Physical Ports Missing from ip link show Output - switchd Failure

Issue

ip link show displays only the loopback and management (ethX) ports. Physical switch ports — the interfaces starting with swp — are not visible to the operating system.

$ sudo ip link show
1: lo: <LOOPBACK,UP,LOWER_UP> mtu 16436 qdisc noqueue state UNKNOWN mode DEFAULT 
    link/loopback 00:00:00:00:00:00 brd 00:00:00:00:00:00
2: eth0: <BROADCAST,MULTICAST,UP,LOWER_UP> mtu 1500 qdisc pfifo_fast state UP mode DEFAULT qlen 1000
    link/ether 44:38:39:00:25:d7 brd ff:ff:ff:ff:ff:ff

Environment

  • Cumulus Linux, all versions

Cause

The switchd daemon sets up the physical ports. When switchd fails to start, the physical ports are not visible to the operating system.

Resolution

Typically, switchd fails to start when the Cumulus Linux license is missing.

If you installed your license and switchd still fails to start, capture any errors that might occur and generate the cl-support files, then send them to the NVIDIA support team.

Follow the appropriate steps below.

If the Cumulus Linux License Is not Installed

If you do not install a valid license, the physical ports cannot come up. Verify that you installed the license using the cl-license command.

$ sudo cl-license
No license installed!

Contact the NVIDIA support team to obtain a license.

switchd Fails to Start with the Error: Syntax error parsing “thdi_input_port_xon_enables.xe0-xe127”

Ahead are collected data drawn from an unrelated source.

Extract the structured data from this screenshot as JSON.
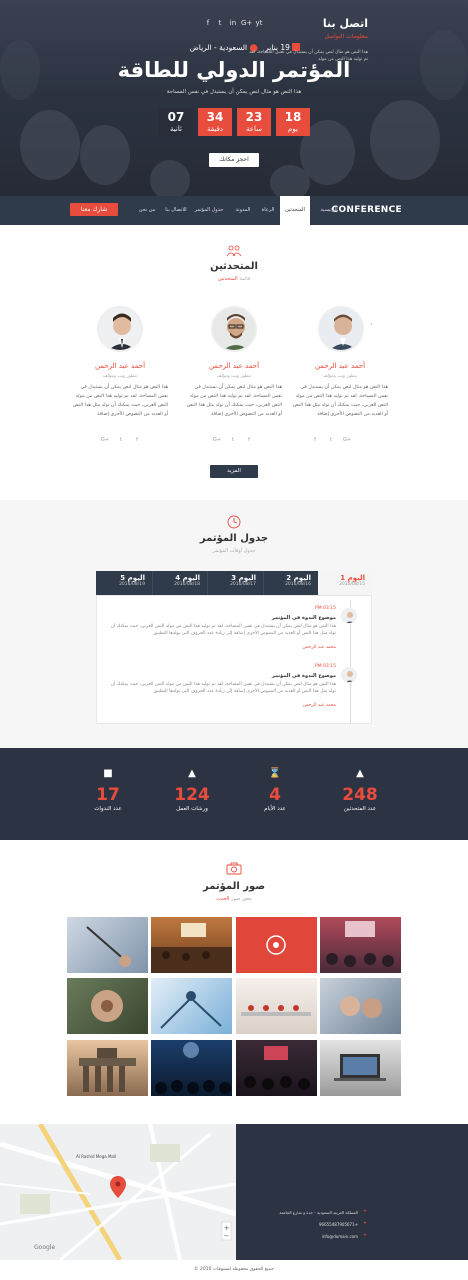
{
  "hero": {
    "date_text": "19 يناير",
    "location_text": "السعودية - الرياض",
    "title": "المؤتمر الدولي للطاقة",
    "subtitle": "هذا النص هو مثال لنص يمكن أن يستبدل في نفس المساحة",
    "countdown": [
      {
        "value": "18",
        "label": "يوم"
      },
      {
        "value": "23",
        "label": "ساعة"
      },
      {
        "value": "34",
        "label": "دقيقة"
      },
      {
        "value": "07",
        "label": "ثانية"
      }
    ],
    "book_label": "احجز مكانك",
    "social": [
      "f",
      "t",
      "in",
      "G+",
      "yt"
    ]
  },
  "nav": {
    "brand": "CONFERENCE",
    "items": [
      "الرئيسية",
      "المتحدثين",
      "الرعاة",
      "المدونة",
      "جدول المؤتمر",
      "للاتصال بنا",
      "من نحن"
    ],
    "join_label": "شارك معنا"
  },
  "speakers": {
    "title": "المتحدثين",
    "subtitle_prefix": "قائمة",
    "subtitle_highlight": "المتحدثين",
    "items": [
      {
        "name": "أحمد عبد الرحمن",
        "role": "مطور ويب ومؤلف",
        "bio": "هذا النص هو مثال لنص يمكن أن يستبدل في نفس المساحة، لقد تم توليد هذا النص من مولد النص العربي، حيث يمكنك أن تولد مثل هذا النص أو العديد من النصوص الأخرى إضافة"
      },
      {
        "name": "أحمد عبد الرحمن",
        "role": "مطور ويب ومؤلف",
        "bio": "هذا النص هو مثال لنص يمكن أن يستبدل في نفس المساحة، لقد تم توليد هذا النص من مولد النص العربي، حيث يمكنك أن تولد مثل هذا النص أو العديد من النصوص الأخرى إضافة"
      },
      {
        "name": "أحمد عبد الرحمن",
        "role": "مطور ويب ومؤلف",
        "bio": "هذا النص هو مثال لنص يمكن أن يستبدل في نفس المساحة، لقد تم توليد هذا النص من مولد النص العربي، حيث يمكنك أن تولد مثل هذا النص أو العديد من النصوص الأخرى إضافة"
      }
    ],
    "more_label": "المزيد"
  },
  "schedule": {
    "title": "جدول المؤتمر",
    "subtitle": "جدول أوقات المؤتمر",
    "days": [
      {
        "label": "اليوم 1",
        "date": "2016/08/15"
      },
      {
        "label": "اليوم 2",
        "date": "2016/08/16"
      },
      {
        "label": "اليوم 3",
        "date": "2016/08/17"
      },
      {
        "label": "اليوم 4",
        "date": "2016/08/18"
      },
      {
        "label": "اليوم 5",
        "date": "2016/08/19"
      }
    ],
    "events": [
      {
        "time": "PM 03:15",
        "title": "موضوع الندوة في المؤتمر",
        "desc": "هذا النص هو مثال لنص يمكن أن يستبدل في نفس المساحة، لقد تم توليد هذا النص من مولد النص العربي، حيث يمكنك أن تولد مثل هذا النص أو العديد من النصوص الأخرى إضافة إلى زيادة عدد الحروف التى يولدها التطبيق",
        "speaker": "محمد عبد الرحمن"
      },
      {
        "time": "PM 03:15",
        "title": "موضوع الندوة في المؤتمر",
        "desc": "هذا النص هو مثال لنص يمكن أن يستبدل في نفس المساحة، لقد تم توليد هذا النص من مولد النص العربي، حيث يمكنك أن تولد مثل هذا النص أو العديد من النصوص الأخرى إضافة إلى زيادة عدد الحروف التى يولدها التطبيق",
        "speaker": "محمد عبد الرحمن"
      }
    ]
  },
  "stats": [
    {
      "value": "248",
      "label": "عدد المتحدثين",
      "icon": "megaphone-icon"
    },
    {
      "value": "4",
      "label": "عدد الأيام",
      "icon": "hourglass-icon"
    },
    {
      "value": "124",
      "label": "ورشات العمل",
      "icon": "network-icon"
    },
    {
      "value": "17",
      "label": "عدد الندوات",
      "icon": "presentation-icon"
    }
  ],
  "gallery": {
    "title": "صور المؤتمر",
    "subtitle_prefix": "بعض صور",
    "subtitle_highlight": "الحدث"
  },
  "contact": {
    "title": "اتصل بنا",
    "subtitle": "معلومات التواصل",
    "desc": "هذا النص هو مثال لنص يمكن أن يستبدل في نفس المساحة، لقد تم توليد هذا النص من مولد",
    "address": "المملكة العربية السعودية - جدة و شارع الجامعة",
    "phone": "+96655487905671",
    "email": "info@domain.com",
    "map_labels": [
      "Al Rashid Mega Mall",
      "Google"
    ]
  },
  "footer": {
    "text": "جميع الحقوق محفوظة لمسوقات 2016 ©"
  }
}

This error occurs when the port capacity configured on the switch exceeds the capability of the ASIC. Read the heading in the /etc/cumulus/ports.conf file for details on how to configure the ports.conf file. If the header is missing, run the cl-img-clear-overlay command to restore the switch back to its original configuration. Make sure to remove the /mnt/persist/etc/cumulus/ports.conf file if it exists.

Error: “No attached units. BDE found 0 switch devices.”

An error like this indicates the kernel cannot find the Broadcom ASIC. After you manually start the switchd service using the service switchd start command, check the /var/log/switchd.log for the following error:

Platform: Cumulus_Networks_LLC
OS: Unix (Posix)
Boot flags: Cold boot
No attached units.
BDE found 0 switch device(s)
1421276331.445789 2014-01-11 10:33:51 hal.c:169 CRIT No backends found.
1421276331.445857 2014-01-11 10:33:51 switchd.c:632 Switchd exiting.

If you see the above error, confirm that the Broadcom ASIC is not seen by the kernel by running the lspci -v command. Look for the following output:

01:00.0 Ethernet controller: Broadcom Corporation Device b850 (rev 03)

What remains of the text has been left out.